Moreover, the fact that the Indian economy is still on the growth path at a time when the hitherto wonder economies of South-East Asia are actually contracting (GDP in Indonesia in the current year is expected to be 20 per cent less than in 1997) is surely a factor which has weighed with NRIs and prompted them to subscribe to the RIBs. Though the Indian economy has slipped out of the high-growth 7 per cent plus annual GDP growth orbit in which it has been sailing for the past three years, the most pessimistic forecasts predict a 5 per cent GDP growth in the current year ending March 31, 1999. Despite being a significant slippage, a five per cent rate of annual economic growth is a marked improvement on the 3.5 per cent 'Hindu rate of growth' in which the Indian economy was mired through the '60s and '70s and right upto the mid-'80s.

That several monitors of the indigenous economic scene (including your correspondent) have pilloried the government for policy failures which have prompted this slippage, is an indicator of the higher threshold of annual growth which is now expected of the economy.

Nor should one discount the confidence-building weightage of the unparalleled transparency of India's reforms process. This nation's reforms programme is being vigorously debated by hundreds of genuinely learned world-class intellectuals in a language (English or more accurately Inglish) which is universally understood. The sheer transparency and vigorousness of the debate which clarifies and crystallises India's economic reforms programme provides a sharp contrast to the reforms programmes of the southeast Asian nations characterised by under-developed democratic systems, and those development debates are inadequately conveyed to the international community of investors via distorted and delayed translations.

But while India's democratic system with its increasingly effective checks and balances, the already emerged consensus on private-enterprise oriented reform and the sustained growth of the economy not to speak of the transparency and high quality of the nation's development debate are positive factors which inspire the foreign investor, the prudence with which the Union government utilises the proceeds of the RIBs will be carefully monitored not only by NRI investors but by the international community of investors in general.

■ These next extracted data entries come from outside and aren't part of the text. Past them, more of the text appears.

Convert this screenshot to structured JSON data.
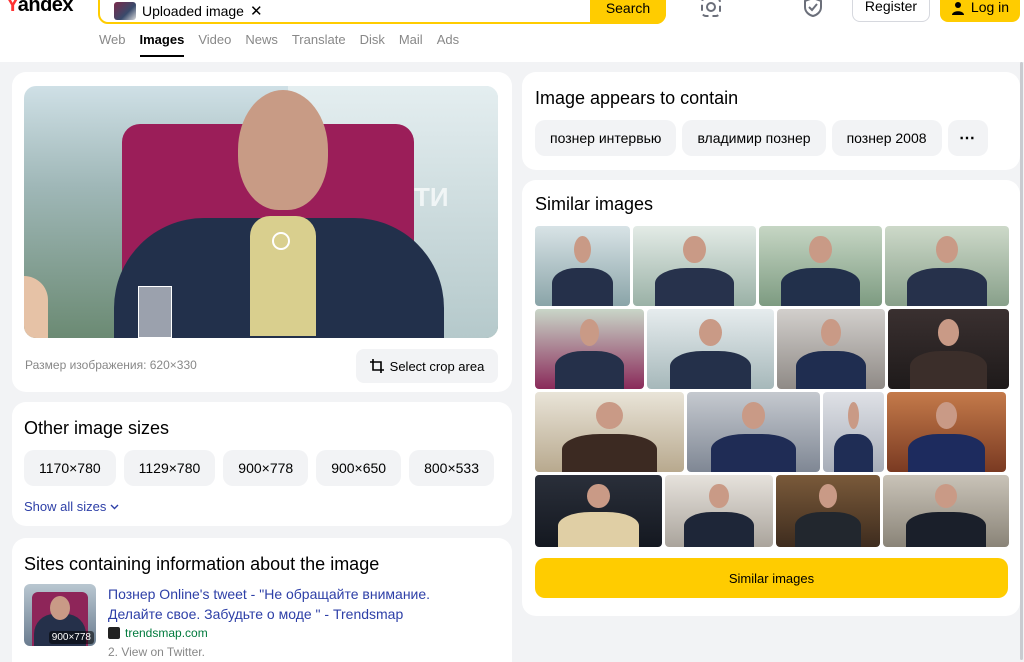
{
  "header": {
    "logo": "Yandex",
    "search_chip": "Uploaded image",
    "search_button": "Search",
    "register": "Register",
    "login": "Log in",
    "icons": [
      "camera-icon",
      "shield-icon"
    ]
  },
  "nav": [
    "Web",
    "Images",
    "Video",
    "News",
    "Translate",
    "Disk",
    "Mail",
    "Ads"
  ],
  "nav_active": "Images",
  "preview": {
    "watermark": "ТИ",
    "size_label": "Размер изображения: 620×330",
    "crop_button": "Select crop area"
  },
  "other_sizes": {
    "title": "Other image sizes",
    "sizes": [
      "1170×780",
      "1129×780",
      "900×778",
      "900×650",
      "800×533"
    ],
    "show_all": "Show all sizes"
  },
  "sites": {
    "title": "Sites containing information about the image",
    "items": [
      {
        "thumb_size": "900×778",
        "title": "Познер Online's tweet - \"Не обращайте внимание. Делайте свое. Забудьте о моде \" - Trendsmap",
        "domain": "trendsmap.com",
        "snippet": "2. View on Twitter."
      }
    ]
  },
  "contains": {
    "title": "Image appears to contain",
    "tags": [
      "познер интервью",
      "владимир познер",
      "познер 2008"
    ]
  },
  "similar": {
    "title": "Similar images",
    "button": "Similar images"
  },
  "colors": {
    "accent": "#ffcc00",
    "link": "#2d3fa7",
    "domain": "#007a3d"
  }
}
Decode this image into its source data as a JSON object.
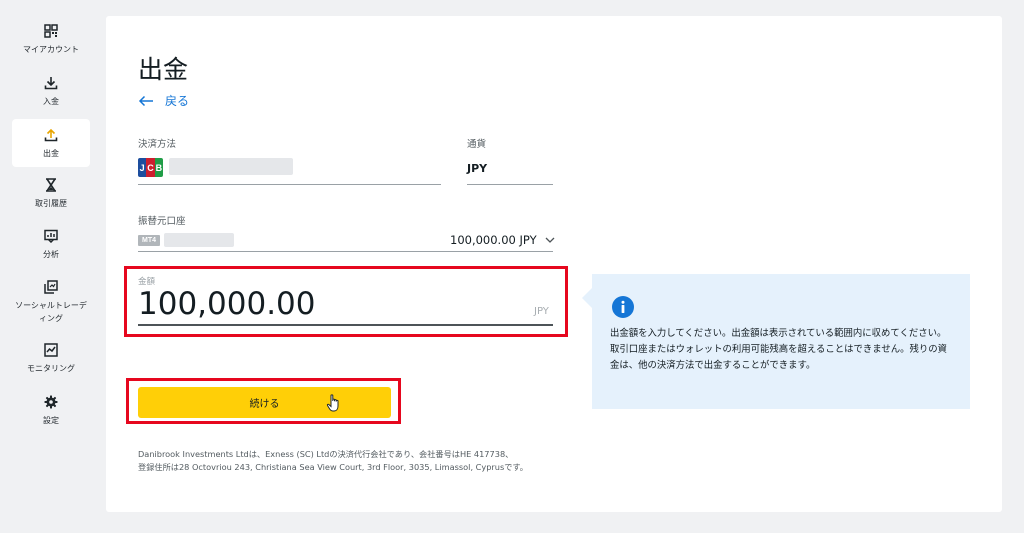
{
  "sidebar": {
    "items": [
      {
        "label": "マイアカウント",
        "icon": "my-account-icon"
      },
      {
        "label": "入金",
        "icon": "deposit-icon"
      },
      {
        "label": "出金",
        "icon": "withdrawal-icon",
        "active": true
      },
      {
        "label": "取引履歴",
        "icon": "history-icon"
      },
      {
        "label": "分析",
        "icon": "analytics-icon"
      },
      {
        "label": "ソーシャルトレーディング",
        "label_line1": "ソーシャルトレーデ",
        "label_line2": "ィング",
        "icon": "social-trading-icon"
      },
      {
        "label": "モニタリング",
        "icon": "monitoring-icon"
      },
      {
        "label": "設定",
        "icon": "settings-icon"
      }
    ]
  },
  "main": {
    "title": "出金",
    "back_label": "戻る",
    "payment_method": {
      "label": "決済方法",
      "card_brand": "JCB"
    },
    "currency": {
      "label": "通貨",
      "value": "JPY"
    },
    "source_account": {
      "label": "振替元口座",
      "badge": "MT4",
      "balance": "100,000.00 JPY"
    },
    "amount": {
      "label": "金額",
      "value": "100,000.00",
      "unit": "JPY"
    },
    "continue_label": "続ける",
    "info_text": "出金額を入力してください。出金額は表示されている範囲内に収めてください。取引口座またはウォレットの利用可能残高を超えることはできません。残りの資金は、他の決済方法で出金することができます。",
    "footer_line1": "Danibrook Investments Ltdは、Exness (SC) Ltdの決済代行会社であり、会社番号はHE 417738、",
    "footer_line2": "登録住所は28 Octovriou 243, Christiana Sea View Court, 3rd Floor, 3035, Limassol, Cyprusです。"
  },
  "colors": {
    "accent_blue": "#1576d6",
    "button_yellow": "#ffcf07",
    "highlight_red": "#e6071e",
    "info_bg": "#e5f1fc"
  }
}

The government has to deliver on its promise to invest this money in building infrastructure projects which have to assume form and dimension quickly as also with confidence-inspiring transparency. If good and true account of the massive sum of $4 billion plus invested in the RIBs is not rendered, there is a danger of a loss of nation's credibility.

And inspiring -- and sustaining -- investors' confidence and building national credibility is a factor of vital importance as the beleaguered hitherto wonder nations of South-east Asia are learning the hard way.